The detection of BRCA1/2 mutations offers numerous benefits, particularly in its correlation with familial pancreatic cancer (FPC). As diagnostic and prognostic tools, testing for these mutations is recommended for first-degree relatives due to their significantly higher risk of developing the disease, ranging from 2.26 to 10 times greater compared to the general population. Additionally, FPC patients with detected BRCA1/2 mutations tend to have better prognoses than those without mutations, as targeted therapy directed at BRCA1/2 is available to optimize treatment outcomes.
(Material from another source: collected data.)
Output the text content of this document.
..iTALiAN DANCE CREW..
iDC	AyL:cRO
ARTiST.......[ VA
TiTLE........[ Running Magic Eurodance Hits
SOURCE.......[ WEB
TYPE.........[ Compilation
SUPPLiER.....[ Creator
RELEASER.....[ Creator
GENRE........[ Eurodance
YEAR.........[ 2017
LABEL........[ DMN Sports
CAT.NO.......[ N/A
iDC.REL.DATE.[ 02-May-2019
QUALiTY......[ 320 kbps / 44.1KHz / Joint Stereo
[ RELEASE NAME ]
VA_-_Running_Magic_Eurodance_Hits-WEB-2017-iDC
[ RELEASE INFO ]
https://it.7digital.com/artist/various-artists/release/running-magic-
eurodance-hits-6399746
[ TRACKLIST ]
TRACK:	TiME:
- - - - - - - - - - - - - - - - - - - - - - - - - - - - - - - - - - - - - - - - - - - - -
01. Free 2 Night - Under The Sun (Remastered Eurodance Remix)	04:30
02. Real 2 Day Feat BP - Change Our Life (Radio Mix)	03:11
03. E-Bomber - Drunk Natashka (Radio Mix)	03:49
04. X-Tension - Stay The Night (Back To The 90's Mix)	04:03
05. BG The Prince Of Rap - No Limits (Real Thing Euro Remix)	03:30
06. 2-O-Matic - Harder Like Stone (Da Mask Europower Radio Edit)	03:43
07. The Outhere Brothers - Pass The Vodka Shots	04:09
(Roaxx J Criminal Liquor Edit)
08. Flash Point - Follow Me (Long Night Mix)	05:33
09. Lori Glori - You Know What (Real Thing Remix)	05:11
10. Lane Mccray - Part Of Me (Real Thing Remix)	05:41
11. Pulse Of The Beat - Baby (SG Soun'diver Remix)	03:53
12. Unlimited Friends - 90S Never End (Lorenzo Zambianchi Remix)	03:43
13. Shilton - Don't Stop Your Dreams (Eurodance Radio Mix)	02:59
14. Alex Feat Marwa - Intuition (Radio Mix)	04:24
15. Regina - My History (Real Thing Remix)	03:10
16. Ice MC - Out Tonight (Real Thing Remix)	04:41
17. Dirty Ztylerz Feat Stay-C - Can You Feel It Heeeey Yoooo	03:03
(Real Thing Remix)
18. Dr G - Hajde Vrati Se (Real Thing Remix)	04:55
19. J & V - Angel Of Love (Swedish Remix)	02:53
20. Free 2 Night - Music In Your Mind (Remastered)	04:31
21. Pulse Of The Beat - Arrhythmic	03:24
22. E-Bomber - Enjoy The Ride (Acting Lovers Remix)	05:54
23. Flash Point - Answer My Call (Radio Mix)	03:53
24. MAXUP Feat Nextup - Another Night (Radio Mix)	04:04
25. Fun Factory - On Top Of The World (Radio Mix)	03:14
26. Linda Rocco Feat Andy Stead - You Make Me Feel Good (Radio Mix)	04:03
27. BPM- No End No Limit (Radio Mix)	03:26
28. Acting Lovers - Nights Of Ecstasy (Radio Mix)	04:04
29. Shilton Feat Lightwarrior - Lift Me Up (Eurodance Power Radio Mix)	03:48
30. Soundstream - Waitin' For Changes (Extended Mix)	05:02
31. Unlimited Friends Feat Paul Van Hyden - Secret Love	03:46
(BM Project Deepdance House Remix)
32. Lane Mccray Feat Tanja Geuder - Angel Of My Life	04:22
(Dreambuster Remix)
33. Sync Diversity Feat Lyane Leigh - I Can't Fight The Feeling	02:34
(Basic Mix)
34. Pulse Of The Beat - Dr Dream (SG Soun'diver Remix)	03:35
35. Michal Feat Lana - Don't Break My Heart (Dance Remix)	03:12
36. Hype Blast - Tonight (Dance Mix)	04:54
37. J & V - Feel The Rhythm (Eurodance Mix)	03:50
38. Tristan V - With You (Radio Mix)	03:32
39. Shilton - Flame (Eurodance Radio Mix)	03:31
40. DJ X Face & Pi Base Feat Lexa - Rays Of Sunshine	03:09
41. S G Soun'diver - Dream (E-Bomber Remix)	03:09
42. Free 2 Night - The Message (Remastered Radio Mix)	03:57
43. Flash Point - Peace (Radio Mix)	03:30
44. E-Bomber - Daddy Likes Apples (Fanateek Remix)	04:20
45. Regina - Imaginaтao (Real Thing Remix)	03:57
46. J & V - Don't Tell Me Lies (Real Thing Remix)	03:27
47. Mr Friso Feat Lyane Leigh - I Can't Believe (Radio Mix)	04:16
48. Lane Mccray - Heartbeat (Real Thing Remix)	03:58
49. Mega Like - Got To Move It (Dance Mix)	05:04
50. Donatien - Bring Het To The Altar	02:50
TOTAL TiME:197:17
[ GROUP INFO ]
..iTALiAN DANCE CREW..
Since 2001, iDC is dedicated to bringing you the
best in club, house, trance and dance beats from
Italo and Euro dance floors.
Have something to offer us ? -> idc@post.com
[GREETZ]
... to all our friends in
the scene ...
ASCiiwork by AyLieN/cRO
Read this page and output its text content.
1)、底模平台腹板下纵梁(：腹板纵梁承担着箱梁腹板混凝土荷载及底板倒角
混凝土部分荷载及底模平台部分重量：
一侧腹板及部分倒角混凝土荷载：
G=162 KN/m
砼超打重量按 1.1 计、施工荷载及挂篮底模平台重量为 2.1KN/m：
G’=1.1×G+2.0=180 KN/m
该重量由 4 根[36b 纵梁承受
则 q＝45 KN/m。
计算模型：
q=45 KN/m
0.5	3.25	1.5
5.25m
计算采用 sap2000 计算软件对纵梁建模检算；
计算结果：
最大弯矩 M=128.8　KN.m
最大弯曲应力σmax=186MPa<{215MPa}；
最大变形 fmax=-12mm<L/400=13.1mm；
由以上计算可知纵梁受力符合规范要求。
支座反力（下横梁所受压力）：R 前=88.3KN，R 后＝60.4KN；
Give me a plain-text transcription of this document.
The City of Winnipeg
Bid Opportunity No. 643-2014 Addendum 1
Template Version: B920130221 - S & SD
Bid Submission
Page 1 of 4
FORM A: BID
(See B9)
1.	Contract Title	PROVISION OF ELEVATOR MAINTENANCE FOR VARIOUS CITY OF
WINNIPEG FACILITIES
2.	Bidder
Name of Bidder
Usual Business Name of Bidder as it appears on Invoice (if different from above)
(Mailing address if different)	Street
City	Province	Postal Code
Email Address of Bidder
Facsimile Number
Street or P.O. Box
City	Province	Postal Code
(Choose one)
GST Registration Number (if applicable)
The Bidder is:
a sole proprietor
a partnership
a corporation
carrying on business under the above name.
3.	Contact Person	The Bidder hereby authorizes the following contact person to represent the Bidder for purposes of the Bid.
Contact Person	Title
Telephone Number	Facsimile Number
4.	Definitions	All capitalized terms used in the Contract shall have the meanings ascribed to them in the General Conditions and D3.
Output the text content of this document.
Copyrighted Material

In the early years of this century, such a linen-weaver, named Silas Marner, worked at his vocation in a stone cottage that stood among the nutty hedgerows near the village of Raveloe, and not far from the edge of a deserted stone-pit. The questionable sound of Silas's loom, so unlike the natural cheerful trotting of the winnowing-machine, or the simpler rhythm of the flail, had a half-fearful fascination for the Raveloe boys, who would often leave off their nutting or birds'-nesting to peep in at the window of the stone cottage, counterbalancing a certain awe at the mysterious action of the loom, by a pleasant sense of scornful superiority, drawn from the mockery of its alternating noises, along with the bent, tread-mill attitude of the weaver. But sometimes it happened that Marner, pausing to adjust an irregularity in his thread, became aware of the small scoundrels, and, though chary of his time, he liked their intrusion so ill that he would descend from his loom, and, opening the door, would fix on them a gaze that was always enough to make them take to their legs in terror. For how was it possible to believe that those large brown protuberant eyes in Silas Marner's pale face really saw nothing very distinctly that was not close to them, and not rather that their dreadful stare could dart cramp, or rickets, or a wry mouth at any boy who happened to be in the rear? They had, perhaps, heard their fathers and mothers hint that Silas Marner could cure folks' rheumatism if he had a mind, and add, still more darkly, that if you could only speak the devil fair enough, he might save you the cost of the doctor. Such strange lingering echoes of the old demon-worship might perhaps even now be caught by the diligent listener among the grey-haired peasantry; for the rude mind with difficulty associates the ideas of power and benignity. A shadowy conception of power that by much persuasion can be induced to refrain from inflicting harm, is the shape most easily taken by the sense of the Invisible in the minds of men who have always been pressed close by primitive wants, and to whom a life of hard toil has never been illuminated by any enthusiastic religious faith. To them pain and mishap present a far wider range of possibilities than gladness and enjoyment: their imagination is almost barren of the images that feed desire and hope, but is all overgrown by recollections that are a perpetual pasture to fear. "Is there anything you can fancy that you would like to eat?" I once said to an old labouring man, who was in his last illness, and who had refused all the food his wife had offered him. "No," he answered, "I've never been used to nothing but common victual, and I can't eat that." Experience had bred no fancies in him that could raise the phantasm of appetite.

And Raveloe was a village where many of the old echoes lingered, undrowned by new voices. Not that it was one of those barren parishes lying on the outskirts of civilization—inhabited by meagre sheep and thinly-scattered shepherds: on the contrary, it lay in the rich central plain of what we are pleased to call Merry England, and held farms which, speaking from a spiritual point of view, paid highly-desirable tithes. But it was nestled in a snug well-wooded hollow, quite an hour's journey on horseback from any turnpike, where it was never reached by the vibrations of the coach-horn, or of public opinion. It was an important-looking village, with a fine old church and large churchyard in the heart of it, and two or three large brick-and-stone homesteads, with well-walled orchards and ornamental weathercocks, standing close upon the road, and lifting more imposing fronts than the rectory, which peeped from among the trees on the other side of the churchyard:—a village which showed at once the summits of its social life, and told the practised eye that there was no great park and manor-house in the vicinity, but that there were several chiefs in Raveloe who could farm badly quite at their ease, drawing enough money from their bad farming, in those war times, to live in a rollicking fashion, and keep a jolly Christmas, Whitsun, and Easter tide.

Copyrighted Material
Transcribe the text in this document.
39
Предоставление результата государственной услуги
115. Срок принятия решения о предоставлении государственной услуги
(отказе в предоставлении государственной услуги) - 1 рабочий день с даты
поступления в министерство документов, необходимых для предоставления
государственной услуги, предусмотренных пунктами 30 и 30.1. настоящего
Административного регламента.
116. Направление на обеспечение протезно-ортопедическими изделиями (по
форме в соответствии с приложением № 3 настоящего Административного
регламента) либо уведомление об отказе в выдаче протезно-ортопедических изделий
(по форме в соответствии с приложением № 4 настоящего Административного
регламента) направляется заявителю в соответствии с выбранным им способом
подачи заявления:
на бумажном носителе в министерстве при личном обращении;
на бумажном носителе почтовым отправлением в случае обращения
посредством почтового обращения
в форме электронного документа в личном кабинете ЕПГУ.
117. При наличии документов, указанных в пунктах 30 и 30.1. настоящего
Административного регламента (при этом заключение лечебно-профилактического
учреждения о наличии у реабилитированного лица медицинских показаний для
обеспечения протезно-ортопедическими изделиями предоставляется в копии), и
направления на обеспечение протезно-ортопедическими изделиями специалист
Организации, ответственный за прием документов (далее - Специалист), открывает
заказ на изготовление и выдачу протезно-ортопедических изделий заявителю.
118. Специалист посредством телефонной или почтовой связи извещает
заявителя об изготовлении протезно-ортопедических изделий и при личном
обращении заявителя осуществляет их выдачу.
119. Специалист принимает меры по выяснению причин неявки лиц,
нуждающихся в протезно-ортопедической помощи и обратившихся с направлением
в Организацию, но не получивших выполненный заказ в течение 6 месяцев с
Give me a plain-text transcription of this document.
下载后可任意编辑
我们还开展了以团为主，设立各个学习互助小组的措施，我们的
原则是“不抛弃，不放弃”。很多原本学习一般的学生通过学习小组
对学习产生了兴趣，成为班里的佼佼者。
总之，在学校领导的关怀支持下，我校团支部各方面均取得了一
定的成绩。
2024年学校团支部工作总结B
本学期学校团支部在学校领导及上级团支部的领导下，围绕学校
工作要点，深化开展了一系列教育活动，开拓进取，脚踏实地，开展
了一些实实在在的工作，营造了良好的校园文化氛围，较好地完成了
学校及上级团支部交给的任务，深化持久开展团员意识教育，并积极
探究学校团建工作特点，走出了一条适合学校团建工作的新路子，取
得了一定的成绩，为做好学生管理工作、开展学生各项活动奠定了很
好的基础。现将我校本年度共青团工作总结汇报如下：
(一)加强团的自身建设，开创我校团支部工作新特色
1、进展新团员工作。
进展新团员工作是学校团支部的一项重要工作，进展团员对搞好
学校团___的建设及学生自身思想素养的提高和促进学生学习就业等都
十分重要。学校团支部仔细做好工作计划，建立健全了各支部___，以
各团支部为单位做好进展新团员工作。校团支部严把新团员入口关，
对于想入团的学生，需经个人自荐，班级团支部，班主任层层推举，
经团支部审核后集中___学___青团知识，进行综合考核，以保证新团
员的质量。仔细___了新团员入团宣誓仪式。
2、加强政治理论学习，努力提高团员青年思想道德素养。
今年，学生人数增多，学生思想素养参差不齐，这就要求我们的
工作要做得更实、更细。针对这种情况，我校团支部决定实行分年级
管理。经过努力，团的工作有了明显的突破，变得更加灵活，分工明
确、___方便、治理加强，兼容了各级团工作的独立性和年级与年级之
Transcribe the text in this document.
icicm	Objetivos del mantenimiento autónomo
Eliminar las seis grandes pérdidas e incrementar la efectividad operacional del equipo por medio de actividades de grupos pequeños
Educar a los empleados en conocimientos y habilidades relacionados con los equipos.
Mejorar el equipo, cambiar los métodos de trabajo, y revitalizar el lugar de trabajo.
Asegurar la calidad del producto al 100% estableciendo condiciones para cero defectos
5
In summary, there exists variability in treatment response between patients with BRCA-associated familial pancreatic cancer (BRCA-PC) and sporadic pancreatic cancer (sporadic BC). While certain therapies, such as targeted therapy and immunotherapy, demonstrate greater efficacy for BRCA-PC patients compared to those with sporadic BC, some treatments, such as chemotherapy, exhibit no significant differences in outcomes between the two groups. These findings offer valuable insights into the clinical management of BRCA-PC patients and underscore the potential of genotype-directed therapies.

However, further research involving larger sample sizes and long-term observations is essential to validate these findings and elucidate the underlying mechanisms driving differential treatment responses between these two groups. This research provides a solid foundation for the development of individually tailored treatment strategies for BRCA-PC patients, ultimately leading to improved clinical outcomes and enhanced quality of life.